Doveva essere questione di pochi giorni ed invece è passato più di un mese da quella seduta del 13 maggio con cui i consiglieri regionali approvavano “per sbaglio” un emendamento alla legge finanziaria della Regione Piemonte che ha cancellato tutte le tutele ambientali sui fiumi Sesia e Chiusella.
E, forse, ne passerà un altro ancora lasciando il corso d’ acqua esposto a interessi pubblici e privati legati allo sfruttamento idroelettrico. Del caso si sta occupando l’ assessore all’ ambiente, Nicola de Ruggiero che afferma: “Per ora non sono particolarmente preoccupato perchè ci sono tempi tecnici per aprire un’ istruttoria di quel genere, avere le approvazioni ed arrivare alla concessione. Sarei invece decisamente allarmato se la modifica che ripristina la tutela slittasse tanto in avanti”.
Su ammissione dei presenti e degli stessi proponenti, all’ origine di tutto c’è stato un clamoroso e banale abbaglio: l’ emendamento, a firma di Luigi Sergio Ricca (Sdi) e Gian Luca Vignale (An), aveva infatti come obiettivo esclusivamente la Val Chiusella e il sottobacino della Dora Baltea, tant’è che è stato approvato all’ unanimità.

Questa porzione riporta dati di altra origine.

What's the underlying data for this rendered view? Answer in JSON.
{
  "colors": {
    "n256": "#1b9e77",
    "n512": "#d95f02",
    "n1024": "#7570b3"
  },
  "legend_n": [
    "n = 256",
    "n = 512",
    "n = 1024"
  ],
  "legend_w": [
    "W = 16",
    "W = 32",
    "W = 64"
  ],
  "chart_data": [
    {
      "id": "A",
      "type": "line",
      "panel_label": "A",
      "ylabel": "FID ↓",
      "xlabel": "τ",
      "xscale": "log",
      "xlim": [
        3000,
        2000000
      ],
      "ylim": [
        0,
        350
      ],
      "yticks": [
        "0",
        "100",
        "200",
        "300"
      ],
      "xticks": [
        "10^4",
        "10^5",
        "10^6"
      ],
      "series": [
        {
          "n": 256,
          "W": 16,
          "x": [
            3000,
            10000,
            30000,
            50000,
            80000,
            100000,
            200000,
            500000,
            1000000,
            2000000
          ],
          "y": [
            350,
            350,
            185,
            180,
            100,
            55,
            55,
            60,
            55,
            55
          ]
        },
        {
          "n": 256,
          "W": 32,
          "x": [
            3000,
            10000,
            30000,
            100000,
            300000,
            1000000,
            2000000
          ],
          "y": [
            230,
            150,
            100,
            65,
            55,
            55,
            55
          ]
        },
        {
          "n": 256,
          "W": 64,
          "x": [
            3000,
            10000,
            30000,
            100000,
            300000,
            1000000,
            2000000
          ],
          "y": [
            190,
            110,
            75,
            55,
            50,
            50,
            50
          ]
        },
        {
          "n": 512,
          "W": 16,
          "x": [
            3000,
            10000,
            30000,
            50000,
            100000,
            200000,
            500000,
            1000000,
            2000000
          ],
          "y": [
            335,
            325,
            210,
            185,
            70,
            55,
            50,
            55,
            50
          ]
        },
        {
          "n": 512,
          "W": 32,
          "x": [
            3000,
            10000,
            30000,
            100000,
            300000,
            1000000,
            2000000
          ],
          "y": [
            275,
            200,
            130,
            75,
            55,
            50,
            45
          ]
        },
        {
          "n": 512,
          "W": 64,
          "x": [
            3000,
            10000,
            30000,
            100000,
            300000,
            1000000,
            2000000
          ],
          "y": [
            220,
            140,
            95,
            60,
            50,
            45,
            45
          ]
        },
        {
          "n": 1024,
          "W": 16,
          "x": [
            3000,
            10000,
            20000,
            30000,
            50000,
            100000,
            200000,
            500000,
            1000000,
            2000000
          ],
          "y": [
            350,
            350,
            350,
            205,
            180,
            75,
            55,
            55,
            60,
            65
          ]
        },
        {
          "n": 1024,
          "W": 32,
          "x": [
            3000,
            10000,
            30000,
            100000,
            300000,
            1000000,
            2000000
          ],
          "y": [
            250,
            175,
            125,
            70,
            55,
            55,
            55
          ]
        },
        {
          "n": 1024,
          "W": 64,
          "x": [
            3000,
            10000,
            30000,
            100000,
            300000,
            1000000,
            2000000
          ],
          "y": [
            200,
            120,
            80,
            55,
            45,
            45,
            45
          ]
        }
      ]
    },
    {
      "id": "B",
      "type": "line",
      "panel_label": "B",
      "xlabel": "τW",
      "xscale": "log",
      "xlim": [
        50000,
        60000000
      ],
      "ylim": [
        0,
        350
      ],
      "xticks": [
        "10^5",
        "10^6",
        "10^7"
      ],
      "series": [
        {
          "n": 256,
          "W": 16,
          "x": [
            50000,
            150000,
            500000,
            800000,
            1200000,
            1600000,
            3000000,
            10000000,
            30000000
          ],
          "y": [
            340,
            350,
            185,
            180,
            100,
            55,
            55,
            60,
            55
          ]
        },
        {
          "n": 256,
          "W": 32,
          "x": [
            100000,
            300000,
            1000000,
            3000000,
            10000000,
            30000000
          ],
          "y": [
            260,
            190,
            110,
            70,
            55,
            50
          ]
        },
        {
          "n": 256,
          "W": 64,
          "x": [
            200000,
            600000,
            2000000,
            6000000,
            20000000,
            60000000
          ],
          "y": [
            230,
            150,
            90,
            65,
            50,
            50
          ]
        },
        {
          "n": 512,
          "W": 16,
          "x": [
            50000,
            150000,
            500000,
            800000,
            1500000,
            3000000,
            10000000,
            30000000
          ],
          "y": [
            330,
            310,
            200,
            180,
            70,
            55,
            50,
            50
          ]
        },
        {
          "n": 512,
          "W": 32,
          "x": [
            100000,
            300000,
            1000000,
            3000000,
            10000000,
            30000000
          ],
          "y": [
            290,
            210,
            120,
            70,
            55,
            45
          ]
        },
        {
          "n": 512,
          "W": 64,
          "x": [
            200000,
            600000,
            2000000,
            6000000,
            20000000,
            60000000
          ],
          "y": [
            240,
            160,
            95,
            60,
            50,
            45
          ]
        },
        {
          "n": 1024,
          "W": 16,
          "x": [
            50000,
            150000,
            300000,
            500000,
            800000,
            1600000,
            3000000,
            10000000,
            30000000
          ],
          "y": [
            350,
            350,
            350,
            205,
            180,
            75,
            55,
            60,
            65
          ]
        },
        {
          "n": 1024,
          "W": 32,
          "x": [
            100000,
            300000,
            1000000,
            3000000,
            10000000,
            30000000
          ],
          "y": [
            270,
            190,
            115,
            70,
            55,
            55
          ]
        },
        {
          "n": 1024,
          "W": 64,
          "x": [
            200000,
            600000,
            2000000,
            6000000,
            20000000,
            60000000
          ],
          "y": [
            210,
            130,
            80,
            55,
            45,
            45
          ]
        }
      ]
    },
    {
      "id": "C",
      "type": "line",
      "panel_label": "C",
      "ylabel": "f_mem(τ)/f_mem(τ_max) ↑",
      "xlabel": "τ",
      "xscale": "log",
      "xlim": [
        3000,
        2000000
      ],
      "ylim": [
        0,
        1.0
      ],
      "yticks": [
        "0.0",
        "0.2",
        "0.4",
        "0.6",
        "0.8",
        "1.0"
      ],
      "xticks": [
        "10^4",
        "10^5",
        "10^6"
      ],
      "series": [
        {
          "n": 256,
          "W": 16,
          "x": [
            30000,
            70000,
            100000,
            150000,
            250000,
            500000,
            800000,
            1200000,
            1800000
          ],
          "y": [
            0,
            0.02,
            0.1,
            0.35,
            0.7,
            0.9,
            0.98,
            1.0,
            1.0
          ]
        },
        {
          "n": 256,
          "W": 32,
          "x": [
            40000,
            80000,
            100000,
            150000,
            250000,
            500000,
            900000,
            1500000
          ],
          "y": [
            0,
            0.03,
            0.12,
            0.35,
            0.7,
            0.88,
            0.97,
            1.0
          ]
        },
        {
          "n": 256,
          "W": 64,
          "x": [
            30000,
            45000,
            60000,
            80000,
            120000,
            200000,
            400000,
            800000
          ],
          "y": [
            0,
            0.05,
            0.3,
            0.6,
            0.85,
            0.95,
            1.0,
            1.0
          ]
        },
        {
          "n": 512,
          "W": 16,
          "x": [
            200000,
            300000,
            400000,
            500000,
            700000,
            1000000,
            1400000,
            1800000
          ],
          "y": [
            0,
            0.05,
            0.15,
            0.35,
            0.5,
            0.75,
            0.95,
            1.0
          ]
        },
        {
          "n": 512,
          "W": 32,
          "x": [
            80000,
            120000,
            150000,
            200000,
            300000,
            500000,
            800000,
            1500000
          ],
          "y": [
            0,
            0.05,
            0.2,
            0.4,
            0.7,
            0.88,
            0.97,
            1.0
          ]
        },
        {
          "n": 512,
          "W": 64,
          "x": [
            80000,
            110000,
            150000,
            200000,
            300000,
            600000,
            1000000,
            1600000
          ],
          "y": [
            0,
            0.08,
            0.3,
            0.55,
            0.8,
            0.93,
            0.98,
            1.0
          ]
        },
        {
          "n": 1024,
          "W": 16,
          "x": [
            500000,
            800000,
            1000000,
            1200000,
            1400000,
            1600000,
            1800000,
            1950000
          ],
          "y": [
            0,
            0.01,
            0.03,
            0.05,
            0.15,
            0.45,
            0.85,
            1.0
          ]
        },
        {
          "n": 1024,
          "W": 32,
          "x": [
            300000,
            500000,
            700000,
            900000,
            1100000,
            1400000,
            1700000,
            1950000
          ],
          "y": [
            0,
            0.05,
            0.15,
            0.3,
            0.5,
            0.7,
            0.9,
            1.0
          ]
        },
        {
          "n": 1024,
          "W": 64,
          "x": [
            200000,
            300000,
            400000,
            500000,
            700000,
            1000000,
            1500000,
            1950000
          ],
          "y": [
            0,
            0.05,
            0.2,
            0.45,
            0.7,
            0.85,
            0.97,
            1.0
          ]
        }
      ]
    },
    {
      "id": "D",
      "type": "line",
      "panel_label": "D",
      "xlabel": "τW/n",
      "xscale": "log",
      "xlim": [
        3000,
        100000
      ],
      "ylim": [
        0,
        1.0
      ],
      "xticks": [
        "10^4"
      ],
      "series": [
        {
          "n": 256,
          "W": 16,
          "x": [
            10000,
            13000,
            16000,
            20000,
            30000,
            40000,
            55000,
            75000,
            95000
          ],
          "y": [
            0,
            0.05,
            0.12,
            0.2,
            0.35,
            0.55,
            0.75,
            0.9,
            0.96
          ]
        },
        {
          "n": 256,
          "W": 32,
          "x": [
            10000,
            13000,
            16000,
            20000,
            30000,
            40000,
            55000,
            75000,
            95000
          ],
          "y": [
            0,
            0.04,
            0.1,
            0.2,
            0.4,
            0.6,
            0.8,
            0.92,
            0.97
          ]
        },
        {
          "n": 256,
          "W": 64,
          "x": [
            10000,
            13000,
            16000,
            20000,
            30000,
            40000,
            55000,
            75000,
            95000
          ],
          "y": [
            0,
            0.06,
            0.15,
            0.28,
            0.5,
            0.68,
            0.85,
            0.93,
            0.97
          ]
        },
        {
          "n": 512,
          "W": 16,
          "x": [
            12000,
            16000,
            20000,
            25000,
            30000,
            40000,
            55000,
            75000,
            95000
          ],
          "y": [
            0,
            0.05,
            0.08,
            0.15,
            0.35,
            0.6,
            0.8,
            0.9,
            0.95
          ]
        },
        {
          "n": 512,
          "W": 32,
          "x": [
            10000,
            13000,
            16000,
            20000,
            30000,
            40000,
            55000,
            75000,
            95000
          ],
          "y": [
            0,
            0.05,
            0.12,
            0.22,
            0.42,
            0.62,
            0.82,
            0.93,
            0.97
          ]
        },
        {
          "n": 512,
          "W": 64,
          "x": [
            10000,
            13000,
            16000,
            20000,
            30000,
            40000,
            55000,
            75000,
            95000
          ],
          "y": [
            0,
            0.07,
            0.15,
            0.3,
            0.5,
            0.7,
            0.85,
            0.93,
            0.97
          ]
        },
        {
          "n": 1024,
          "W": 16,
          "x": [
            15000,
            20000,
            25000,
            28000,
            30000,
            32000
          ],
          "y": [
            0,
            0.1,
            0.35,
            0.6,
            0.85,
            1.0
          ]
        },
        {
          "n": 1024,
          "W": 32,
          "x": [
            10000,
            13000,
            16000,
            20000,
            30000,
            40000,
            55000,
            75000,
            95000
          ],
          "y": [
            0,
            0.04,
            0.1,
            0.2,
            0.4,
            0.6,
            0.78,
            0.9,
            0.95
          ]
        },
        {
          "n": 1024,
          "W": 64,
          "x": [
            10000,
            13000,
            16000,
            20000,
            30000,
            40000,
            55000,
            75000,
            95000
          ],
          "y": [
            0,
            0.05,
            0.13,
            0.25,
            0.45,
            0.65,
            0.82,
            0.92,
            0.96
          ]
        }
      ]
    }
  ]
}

Quando ci si è accorti che finiva per comprendere anche l’ alto Sesia, da Varallo in su, la giunta, ha riferito il consigliere regionale Wilmer Ronzani, si è impegnata subito a mettersi al lavoro al più presto per correre ai ripari con una delibera. Da quelle dichiarazioni (9 giugno) sono passate 3 settimane e la delibera ancora non è pronta.

Cosa è successo Assessore ?
Il Sesia nei suoi Km di massima protezione è finito dentro a una questione legata esclusivamente alla Val Chiusella. In tutti questi giorni abbiamo incontrato più volte gli amministratori di quella zona e questa settiamana, probabilmente giovedì, ho un’ assemblea con tutta la gente, gli enti, la Comunità montana; ascolterò i loro pareri e porterò infine in giunta una proposta che per il Sesia prevede il ripristino totale dei livelli di protezione come scritto nel Piano di Tutela mentre per la Val Chiusella si vedrà dopo l’incontro.
E dopo l’ ok della giunta tutto come prima?
Non subito. La giunta non può che fare una proposta al consiglio regionale il quale mi auguro la esaminerà in modo tempestivo. Sia le commissioni che il consiglio si riuniscono tutte le settimane quindi i tempi ci sono per chiudere la questione in fretta.
L’ importante è che non ci siano ostruzionismi in consiglio e che tutto fili liscio. Per questo voglio fare in modo che la proposta che approderà in aula sia già stata “masticata, digerita” e quindi accettata da tutti.
Ha il sentore che qualcosa possa non filare liscio?
No, non ho questa sensazione, mi preoccupa solo che si trovi una quadra per la ValChiusella dove c’è un dibattito aperto molto aspro.
E se la quadra non si trovasse, non almeno in tempi brevi?
A quel punto pretenderò che le due questioni vengano separate. Chiederò che si faccia una proposta di modifica al fine di ripristinare almeno la tutela del Sesia mentre si cerca di venire a capo della situazione dall’ altra parte. Dove evidentemente le procedure sospese con l’ introduzione della valle nel Piano di Tutela delle acque, nel 2007, hanno trovato maggiori attenzioni in consiglio.
Nel frattempo quali rischi corre il Sesia?
Ritengo nessuno se la faccenda si risolve in 15, 30 giorni da ora. Come ho detto, qualunque eventuale richiesta di concessione richiede tempi abbastanza lunghi. Diverso sarebbe se i tempi si prolungassero. Faremo in modo che non succeda.